Auch das Fahrgastinformationssystem und die Reisendenlenkung sollen mithilfe eines Monitorbandes völlig anders aussehen als noch heute. Dieses Band teilt den Fahrgästen nicht nur den Linienverlauf mit, sondern es zeigt den am Bahnsteig Wartenden auch an, wo in der S-Bahn noch Platz ist. Eine Übermittlung dieser Daten, z.B. auf das eigene Smartphone oder in die Reisendeninformation am Bahnsteig, ist ebenfalls geplant. Das wird den Umstieg der Fahrgäste in Zukunft noch komfortabler und schneller machen – und die Züge damit pünktlicher.

„Die zahlreichen Vorgaben, die ein potenzieller Bewerber in der Ausschreibung für die neuen S-Bahn-Züge erfüllen muss, haben wir bewusst sehr ambitioniert gestaltet“, betont Sven Kleine, unter anderem stellvertretender Leiter Eigenbetrieb Fahrzeuge beim NVR. „Denn diese Züge sollen in Zukunft einen wesentlichen Beitrag zur Verkehrswende im Rheinland leisten. Dafür müssen so viele Menschen wie möglich motiviert werden, vom Auto auf die Schiene umzusteigen. Um das zu erreichen, war uns bei der Ausschreibung wichtig, dass die neuen S-Bahn-Züge ein Maximum an Komfort und Funktionalität bieten.“

Ob dann alle Anforderungen auch wirklich kommen werden, wird sich erst durch den Austausch mit der Fahrzeugindustrie im Zuge des Vergabeverfahrens zeigen, das voraussichtlich bis Ende 2023 dauern wird. Nach derzeitigem Stand der Planungen sollen zwischen 2027 und 2029 die neuen S-Bahn-Züge in den Betrieb gehen und nach und nach die alten S-Bahn-Züge ersetzen. Bewerben können sich Fahrzeughersteller aus aller Welt, wenn sie die geforderte technische und wirtschaftliche Leistungsfähigkeit im Rahmen des Teilnahmewettbewerbs nachgewiesen haben.

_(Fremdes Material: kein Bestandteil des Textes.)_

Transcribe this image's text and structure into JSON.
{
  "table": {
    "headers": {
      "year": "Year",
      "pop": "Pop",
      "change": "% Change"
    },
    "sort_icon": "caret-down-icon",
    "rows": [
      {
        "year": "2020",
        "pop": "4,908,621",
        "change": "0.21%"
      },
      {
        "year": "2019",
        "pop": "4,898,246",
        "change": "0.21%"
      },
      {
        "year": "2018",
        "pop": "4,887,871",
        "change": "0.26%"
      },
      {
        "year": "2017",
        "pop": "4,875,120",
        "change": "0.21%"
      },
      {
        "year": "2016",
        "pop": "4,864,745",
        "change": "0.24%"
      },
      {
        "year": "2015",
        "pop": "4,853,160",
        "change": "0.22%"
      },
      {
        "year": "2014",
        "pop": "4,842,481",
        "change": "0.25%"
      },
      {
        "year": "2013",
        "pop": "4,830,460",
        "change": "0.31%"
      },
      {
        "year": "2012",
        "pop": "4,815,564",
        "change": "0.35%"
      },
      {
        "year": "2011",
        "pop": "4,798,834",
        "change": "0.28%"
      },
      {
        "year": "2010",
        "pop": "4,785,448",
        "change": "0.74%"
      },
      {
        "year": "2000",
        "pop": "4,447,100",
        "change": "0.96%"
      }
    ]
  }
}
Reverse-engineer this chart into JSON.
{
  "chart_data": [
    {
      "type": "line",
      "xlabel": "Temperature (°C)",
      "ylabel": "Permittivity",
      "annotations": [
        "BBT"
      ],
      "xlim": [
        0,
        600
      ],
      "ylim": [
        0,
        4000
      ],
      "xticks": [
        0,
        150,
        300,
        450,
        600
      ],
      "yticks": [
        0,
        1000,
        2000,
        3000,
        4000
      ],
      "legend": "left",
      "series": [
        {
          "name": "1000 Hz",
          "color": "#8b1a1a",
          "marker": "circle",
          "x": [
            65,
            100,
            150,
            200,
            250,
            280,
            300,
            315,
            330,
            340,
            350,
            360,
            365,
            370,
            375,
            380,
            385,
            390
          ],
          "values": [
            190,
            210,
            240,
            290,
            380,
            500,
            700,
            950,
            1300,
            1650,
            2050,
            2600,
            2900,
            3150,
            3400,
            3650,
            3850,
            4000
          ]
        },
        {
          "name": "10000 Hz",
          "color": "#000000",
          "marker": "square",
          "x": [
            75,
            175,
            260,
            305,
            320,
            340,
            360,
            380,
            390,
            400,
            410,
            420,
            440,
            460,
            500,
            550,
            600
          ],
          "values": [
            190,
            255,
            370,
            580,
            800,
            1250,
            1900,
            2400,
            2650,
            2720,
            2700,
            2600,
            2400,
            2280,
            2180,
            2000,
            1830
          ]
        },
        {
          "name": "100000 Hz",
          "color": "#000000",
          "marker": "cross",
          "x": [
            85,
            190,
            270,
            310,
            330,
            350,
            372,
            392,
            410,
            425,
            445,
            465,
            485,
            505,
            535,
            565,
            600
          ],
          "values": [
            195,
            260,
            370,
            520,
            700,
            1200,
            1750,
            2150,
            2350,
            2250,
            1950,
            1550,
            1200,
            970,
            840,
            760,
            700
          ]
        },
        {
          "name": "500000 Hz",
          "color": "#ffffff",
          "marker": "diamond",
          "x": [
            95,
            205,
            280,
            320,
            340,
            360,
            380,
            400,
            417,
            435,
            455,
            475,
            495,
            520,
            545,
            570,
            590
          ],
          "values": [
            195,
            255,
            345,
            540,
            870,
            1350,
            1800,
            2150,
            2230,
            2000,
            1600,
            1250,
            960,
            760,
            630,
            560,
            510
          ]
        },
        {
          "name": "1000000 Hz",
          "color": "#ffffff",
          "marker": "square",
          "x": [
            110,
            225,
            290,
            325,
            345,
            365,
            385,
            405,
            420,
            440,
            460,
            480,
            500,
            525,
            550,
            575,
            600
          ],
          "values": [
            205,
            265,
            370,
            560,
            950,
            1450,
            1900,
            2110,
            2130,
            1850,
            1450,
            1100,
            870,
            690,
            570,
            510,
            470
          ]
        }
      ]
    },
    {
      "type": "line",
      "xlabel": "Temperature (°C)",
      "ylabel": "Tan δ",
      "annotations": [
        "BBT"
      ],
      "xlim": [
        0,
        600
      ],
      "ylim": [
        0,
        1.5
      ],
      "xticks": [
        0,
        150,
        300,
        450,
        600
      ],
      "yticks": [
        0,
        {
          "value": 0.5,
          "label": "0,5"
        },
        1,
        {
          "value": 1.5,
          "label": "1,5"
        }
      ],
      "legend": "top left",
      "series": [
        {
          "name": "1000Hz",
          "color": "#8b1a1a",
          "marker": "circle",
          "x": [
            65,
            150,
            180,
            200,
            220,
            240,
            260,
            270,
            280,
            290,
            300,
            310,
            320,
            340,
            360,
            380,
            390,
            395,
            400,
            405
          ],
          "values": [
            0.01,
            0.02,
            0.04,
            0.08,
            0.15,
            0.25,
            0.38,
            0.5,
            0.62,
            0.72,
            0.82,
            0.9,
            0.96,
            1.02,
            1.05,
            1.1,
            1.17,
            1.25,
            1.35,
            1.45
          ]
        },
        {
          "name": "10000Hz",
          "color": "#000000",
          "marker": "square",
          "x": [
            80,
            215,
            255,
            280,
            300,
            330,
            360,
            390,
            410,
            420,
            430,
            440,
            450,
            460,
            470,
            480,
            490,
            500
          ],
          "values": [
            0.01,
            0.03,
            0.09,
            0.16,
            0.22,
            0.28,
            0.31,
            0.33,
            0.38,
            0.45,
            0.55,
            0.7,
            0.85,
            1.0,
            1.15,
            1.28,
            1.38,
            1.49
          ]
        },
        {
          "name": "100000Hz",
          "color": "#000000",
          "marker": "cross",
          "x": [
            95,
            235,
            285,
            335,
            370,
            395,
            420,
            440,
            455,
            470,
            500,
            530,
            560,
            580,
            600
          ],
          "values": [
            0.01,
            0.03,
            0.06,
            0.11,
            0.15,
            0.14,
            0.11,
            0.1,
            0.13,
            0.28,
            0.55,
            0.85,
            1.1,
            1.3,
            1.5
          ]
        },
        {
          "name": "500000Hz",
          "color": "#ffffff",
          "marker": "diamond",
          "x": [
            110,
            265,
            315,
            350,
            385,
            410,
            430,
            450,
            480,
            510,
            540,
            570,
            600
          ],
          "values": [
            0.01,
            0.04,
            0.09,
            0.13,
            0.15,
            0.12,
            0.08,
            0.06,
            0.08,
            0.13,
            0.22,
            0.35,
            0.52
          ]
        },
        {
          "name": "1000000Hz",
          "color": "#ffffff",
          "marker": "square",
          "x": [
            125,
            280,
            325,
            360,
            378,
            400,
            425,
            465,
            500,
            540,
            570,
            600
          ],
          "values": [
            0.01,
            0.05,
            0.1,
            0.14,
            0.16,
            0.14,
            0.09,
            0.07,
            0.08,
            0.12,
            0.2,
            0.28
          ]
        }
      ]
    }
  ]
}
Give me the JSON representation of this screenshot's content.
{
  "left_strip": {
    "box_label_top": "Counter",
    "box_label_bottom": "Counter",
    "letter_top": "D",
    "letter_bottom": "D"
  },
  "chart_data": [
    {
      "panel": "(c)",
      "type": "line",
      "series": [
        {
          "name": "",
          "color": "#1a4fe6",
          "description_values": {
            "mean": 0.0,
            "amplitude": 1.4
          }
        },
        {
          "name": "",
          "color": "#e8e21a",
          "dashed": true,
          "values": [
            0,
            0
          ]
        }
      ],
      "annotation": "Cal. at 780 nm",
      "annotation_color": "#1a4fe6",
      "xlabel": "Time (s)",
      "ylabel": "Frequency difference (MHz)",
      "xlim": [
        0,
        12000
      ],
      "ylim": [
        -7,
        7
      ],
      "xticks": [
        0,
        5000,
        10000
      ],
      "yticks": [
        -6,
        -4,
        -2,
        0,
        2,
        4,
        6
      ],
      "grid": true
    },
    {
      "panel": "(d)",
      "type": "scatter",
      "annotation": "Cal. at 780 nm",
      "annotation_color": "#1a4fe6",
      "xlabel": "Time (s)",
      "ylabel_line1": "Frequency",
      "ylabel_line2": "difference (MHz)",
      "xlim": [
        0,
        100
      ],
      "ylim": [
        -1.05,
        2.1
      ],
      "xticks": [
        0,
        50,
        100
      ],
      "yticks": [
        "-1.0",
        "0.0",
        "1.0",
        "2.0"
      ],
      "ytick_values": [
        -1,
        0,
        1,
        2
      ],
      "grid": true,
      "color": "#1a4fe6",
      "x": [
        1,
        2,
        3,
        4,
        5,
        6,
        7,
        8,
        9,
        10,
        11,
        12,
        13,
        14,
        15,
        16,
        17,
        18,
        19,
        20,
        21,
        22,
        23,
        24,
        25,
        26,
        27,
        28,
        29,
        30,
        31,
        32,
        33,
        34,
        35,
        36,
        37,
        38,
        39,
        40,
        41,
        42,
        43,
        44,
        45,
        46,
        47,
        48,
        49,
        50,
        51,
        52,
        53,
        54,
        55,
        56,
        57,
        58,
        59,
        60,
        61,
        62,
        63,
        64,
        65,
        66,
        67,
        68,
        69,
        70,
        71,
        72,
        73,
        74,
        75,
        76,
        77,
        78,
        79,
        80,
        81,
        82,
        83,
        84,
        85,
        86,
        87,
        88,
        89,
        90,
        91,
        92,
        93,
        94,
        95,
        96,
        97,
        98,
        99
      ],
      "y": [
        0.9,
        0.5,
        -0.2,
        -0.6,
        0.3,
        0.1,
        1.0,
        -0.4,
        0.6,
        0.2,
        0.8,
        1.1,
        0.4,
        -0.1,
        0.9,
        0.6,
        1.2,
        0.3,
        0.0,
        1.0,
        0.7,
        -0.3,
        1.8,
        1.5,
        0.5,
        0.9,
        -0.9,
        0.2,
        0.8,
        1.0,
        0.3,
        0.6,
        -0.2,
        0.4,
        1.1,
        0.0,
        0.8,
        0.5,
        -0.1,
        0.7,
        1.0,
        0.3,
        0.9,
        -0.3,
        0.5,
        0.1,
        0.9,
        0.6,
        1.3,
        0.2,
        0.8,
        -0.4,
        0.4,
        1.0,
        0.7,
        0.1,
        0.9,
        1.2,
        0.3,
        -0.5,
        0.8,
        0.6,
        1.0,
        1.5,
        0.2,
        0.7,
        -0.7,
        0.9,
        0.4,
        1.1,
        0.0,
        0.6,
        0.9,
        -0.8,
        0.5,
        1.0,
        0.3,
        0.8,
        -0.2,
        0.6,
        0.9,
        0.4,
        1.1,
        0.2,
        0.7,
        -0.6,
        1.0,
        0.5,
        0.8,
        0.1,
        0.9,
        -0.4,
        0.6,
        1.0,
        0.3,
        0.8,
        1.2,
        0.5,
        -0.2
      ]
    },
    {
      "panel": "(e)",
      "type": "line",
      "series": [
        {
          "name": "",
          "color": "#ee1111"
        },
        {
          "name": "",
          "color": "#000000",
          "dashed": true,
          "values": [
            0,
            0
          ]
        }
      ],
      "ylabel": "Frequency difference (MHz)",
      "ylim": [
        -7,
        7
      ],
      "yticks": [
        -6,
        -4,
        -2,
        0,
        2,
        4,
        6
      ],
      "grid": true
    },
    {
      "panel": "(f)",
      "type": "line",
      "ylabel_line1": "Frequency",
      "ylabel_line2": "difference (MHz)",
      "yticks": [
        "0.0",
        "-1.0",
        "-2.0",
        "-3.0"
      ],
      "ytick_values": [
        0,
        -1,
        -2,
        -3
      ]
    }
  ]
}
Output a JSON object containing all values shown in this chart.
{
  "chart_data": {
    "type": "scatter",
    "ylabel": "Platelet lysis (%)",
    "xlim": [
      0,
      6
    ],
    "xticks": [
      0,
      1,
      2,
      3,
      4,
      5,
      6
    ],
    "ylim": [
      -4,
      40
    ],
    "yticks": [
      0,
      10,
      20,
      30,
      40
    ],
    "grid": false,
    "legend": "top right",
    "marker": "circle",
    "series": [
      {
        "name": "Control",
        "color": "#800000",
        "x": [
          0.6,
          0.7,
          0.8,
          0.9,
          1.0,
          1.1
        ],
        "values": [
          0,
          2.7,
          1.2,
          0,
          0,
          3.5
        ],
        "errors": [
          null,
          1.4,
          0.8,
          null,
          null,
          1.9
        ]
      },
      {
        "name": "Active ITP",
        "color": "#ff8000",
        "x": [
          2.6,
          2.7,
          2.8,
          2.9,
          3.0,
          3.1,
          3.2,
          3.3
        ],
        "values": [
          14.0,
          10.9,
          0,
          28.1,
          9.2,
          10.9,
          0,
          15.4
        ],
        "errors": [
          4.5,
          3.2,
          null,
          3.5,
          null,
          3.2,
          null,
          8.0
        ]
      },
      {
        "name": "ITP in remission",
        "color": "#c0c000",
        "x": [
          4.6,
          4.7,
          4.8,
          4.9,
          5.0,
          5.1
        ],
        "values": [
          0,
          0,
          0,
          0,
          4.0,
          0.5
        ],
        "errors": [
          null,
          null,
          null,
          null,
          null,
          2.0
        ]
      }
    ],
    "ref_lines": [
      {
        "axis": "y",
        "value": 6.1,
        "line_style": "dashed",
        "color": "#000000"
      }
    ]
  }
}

Der Auftrag wird allerdings nicht mit der Lieferung der neuen Züge enden. Mit Gewinn der Ausschreibung sichert der Hersteller für die gesamte Vertragslaufzeit von rund dreißig Jahren zu, dass die Fahrzeuge fahrtüchtig und in gutem Zustand bleiben sowie täglich und dauerhaft verfügbar sind. In einer nachgelagerten Vergabe wird dann ein Eisenbahnverkehrsunternehmen gesucht, beide werden gleichrangige Hauptauftragnehmer sein.